Proposed Navy Hill project will dilute black voting strength
Letter to the Editor
12/13/2019, 6 a.m.
The 2,500 residential units called for in the Navy Hill District Corp. Downtown re- development project will result in Jackson Ward as we know it disappearing. This is because Jackson Ward will no longer be a predominately black community as it has historically been.
The arithmetic is simple and straightforward: The residential units will be occupied by higher income white people.
This means there will be about 5,000 white voters moving into the project area.
When white residents who now live in newly constructed living units in repurposed factories in Downtown and near Downtown areas are factored in, this project will markedly dilute the number of black voters in the city’s 6th and 7th districts.
The Navy Hill project, without question, will repeat the dilution of black voters as did the 1969 annexation of 23.5 square miles of Chesterfield County 50 years ago.
Like his predecessor in 1969, Richmond’s mayor, who is the drum major for the Navy Hill project, should be held personally responsible for this dilution.
Given the historic failures of Richmond’s past capital projects, the expressions of concern by many Richmond residents about the Navy Hill proposal that it will be a financial albatross and boondoggle are reasonable and valid.
However, there is an absence of concern that this project will result in black voter dilution. It is important that both concerns be expressed and addressed.
Prior to the announcement of the Navy Hill project, the city’s North Side already was experiencing skyrocketing increases in the prices of existing housing. There was —and will continue to be — a buying frenzy of North Side houses fueled by well-heeled Caucasians paying upward of $500,000 for these properties after they have been renovated. This has caused — and will continue to cause — substantial increases in the taxes of those properties not renovated because real estate tax assessments are based upon the most recent sales in that neighborhood.
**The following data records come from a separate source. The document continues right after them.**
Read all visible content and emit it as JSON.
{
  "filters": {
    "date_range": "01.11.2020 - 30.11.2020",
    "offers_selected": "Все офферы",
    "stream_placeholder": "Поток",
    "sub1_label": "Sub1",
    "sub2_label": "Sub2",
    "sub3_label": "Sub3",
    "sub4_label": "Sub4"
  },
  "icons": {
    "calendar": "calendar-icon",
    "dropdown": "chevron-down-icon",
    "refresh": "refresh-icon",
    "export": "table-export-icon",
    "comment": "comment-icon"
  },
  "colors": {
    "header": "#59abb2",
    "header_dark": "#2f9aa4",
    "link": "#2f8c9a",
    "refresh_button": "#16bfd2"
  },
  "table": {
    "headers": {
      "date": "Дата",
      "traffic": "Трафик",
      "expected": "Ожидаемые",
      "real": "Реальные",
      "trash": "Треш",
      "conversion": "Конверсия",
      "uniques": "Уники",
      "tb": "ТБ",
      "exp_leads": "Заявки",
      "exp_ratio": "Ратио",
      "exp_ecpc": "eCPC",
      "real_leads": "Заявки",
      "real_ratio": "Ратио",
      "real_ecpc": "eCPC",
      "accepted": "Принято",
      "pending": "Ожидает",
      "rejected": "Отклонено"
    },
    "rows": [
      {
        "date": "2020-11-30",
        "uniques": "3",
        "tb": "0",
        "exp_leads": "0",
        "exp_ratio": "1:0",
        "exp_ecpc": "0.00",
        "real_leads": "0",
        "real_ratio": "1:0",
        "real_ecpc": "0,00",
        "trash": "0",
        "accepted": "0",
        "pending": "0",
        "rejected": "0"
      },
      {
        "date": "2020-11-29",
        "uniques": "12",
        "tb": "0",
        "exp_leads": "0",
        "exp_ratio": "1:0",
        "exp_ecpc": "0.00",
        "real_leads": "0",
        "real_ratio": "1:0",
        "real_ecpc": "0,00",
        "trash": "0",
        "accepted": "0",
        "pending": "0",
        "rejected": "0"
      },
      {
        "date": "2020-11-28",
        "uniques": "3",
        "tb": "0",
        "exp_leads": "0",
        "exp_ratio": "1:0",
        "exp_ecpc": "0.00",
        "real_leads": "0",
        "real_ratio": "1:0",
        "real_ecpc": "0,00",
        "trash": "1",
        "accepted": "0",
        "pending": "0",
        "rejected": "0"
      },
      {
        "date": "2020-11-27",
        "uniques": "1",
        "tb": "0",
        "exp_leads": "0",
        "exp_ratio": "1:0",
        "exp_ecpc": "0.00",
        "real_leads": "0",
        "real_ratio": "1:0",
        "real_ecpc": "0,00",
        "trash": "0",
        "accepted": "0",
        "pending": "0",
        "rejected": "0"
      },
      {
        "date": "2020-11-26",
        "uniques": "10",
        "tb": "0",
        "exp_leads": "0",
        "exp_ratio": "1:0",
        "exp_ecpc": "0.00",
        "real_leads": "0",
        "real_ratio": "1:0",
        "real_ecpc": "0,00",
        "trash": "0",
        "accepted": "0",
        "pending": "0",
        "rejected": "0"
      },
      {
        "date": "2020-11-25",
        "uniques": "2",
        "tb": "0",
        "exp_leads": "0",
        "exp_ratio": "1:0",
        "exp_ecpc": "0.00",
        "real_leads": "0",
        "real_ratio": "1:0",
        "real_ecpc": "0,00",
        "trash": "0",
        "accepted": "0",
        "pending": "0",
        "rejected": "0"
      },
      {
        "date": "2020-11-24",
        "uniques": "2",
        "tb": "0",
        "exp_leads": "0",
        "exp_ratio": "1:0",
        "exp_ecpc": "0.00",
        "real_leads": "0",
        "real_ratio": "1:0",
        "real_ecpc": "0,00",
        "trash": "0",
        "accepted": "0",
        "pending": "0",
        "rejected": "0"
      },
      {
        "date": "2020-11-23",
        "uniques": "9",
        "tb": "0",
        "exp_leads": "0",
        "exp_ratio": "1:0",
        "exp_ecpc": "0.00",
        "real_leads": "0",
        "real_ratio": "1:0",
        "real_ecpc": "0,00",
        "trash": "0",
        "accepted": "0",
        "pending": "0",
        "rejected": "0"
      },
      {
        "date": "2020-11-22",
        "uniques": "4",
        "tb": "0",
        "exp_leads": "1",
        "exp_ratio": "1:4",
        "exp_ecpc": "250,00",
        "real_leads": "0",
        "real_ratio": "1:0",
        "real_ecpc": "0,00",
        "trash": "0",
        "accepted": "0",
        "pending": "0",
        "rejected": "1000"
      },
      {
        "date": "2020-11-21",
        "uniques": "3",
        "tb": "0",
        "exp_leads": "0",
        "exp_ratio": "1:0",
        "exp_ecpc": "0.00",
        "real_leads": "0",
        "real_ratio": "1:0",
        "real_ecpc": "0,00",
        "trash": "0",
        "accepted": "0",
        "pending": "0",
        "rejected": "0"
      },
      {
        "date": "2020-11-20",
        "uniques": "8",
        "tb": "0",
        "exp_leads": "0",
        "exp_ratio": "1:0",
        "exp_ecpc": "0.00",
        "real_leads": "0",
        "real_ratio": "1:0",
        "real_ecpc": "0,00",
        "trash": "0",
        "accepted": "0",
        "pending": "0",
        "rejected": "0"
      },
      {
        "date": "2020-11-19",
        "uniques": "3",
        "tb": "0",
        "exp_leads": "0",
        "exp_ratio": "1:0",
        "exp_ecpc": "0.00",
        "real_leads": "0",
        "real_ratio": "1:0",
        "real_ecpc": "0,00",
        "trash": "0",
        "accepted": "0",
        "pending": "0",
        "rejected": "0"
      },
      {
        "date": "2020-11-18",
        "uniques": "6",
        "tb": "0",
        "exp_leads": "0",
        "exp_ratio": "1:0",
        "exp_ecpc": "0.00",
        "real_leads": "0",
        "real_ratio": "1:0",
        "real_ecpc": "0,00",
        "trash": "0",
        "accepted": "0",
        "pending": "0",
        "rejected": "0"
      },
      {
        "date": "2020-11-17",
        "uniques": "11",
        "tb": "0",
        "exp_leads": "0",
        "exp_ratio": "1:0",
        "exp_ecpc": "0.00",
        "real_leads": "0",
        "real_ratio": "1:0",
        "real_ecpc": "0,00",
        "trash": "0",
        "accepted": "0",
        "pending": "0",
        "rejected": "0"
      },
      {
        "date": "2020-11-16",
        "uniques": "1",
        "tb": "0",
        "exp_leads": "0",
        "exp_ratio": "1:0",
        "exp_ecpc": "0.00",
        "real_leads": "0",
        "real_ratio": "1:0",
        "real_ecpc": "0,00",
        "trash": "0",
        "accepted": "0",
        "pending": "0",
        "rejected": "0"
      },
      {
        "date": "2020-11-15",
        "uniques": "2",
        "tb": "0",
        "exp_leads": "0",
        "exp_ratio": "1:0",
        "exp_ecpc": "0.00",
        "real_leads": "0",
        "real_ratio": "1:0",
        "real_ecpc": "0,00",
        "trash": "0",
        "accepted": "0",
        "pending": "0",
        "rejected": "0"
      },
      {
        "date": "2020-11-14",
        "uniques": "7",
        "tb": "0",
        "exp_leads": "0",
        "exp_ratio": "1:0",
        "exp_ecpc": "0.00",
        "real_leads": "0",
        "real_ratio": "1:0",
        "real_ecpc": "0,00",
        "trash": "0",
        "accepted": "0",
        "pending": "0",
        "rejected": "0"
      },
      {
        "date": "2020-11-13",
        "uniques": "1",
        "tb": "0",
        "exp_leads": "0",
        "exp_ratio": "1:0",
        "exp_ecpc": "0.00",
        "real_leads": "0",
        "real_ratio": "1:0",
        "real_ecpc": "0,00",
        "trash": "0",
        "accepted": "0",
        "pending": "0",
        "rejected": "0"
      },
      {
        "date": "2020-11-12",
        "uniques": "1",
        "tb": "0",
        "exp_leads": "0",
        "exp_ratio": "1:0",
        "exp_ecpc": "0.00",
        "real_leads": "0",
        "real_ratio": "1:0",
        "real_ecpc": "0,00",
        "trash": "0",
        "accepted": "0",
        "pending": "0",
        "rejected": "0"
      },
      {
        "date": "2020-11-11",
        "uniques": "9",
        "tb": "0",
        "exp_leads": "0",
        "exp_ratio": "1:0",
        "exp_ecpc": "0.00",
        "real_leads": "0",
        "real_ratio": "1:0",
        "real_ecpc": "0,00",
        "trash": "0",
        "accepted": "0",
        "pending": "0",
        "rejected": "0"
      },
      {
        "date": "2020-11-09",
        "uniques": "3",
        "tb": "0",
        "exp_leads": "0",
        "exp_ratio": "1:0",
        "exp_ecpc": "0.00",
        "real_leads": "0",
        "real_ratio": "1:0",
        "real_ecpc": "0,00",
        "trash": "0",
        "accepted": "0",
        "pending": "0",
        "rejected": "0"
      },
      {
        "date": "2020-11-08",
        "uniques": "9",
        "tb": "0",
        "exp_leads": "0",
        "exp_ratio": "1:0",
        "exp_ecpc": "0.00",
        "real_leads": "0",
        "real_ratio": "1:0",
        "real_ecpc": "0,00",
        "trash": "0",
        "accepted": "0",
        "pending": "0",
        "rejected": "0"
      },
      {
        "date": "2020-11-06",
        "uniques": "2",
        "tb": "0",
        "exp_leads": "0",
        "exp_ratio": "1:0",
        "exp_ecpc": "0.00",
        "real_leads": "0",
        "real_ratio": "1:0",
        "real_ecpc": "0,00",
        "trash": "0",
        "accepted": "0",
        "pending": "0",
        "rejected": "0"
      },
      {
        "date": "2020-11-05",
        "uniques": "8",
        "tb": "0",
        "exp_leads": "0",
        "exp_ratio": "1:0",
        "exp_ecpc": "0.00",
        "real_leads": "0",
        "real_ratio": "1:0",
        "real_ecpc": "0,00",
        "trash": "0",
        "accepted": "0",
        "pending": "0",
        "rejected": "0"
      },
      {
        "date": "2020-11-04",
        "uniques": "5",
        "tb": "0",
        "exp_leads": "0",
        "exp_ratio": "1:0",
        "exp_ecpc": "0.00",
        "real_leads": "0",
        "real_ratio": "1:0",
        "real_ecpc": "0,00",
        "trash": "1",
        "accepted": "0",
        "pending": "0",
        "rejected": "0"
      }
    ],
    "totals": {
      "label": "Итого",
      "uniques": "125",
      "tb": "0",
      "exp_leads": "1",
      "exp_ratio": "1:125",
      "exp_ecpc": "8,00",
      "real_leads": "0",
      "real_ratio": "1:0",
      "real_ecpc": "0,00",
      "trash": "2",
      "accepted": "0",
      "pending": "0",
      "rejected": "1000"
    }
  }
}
The Navy Hill project will exacerbate gentrification, especially in the residential areas contiguous to the project. Gilpin Court, the public housing community immediately north of Interstate 95, is clearly in the crosshairs of the Navy Hill developers who naturally want to protect the value and the safety of the Navy Hill project’s residential housing.
One way to accomplish this is to encourage and even finance the renovation and upgrading of existing affordable housing north of the project, including Gilpin Court and northward to Brookland Park Boulevard and beyond. This will displace existing residents, including the poor, the working poor and those on fixed incomes as they will be forced out of their homes.
This will be the fate and final nail in the coffin of what is left of affordable housing in Jackson Ward and Richmond’s North Side. Gentrification will be accelerated because of the Navy Hill project.
Unfortunately, these impacts are of no interest to developers, speculators and politicians because, for them, black lives do not matter.
The Navy Hill project, specifically, and gentrification, generally, will have an irreparable negative impact on people of African descent, including the vote, affordable housing and quality of life issues.
SA’AD EL-AMIN
Richmond
The writer is a former member of Richmond City Council and president of Strategic and Litigation Consultants.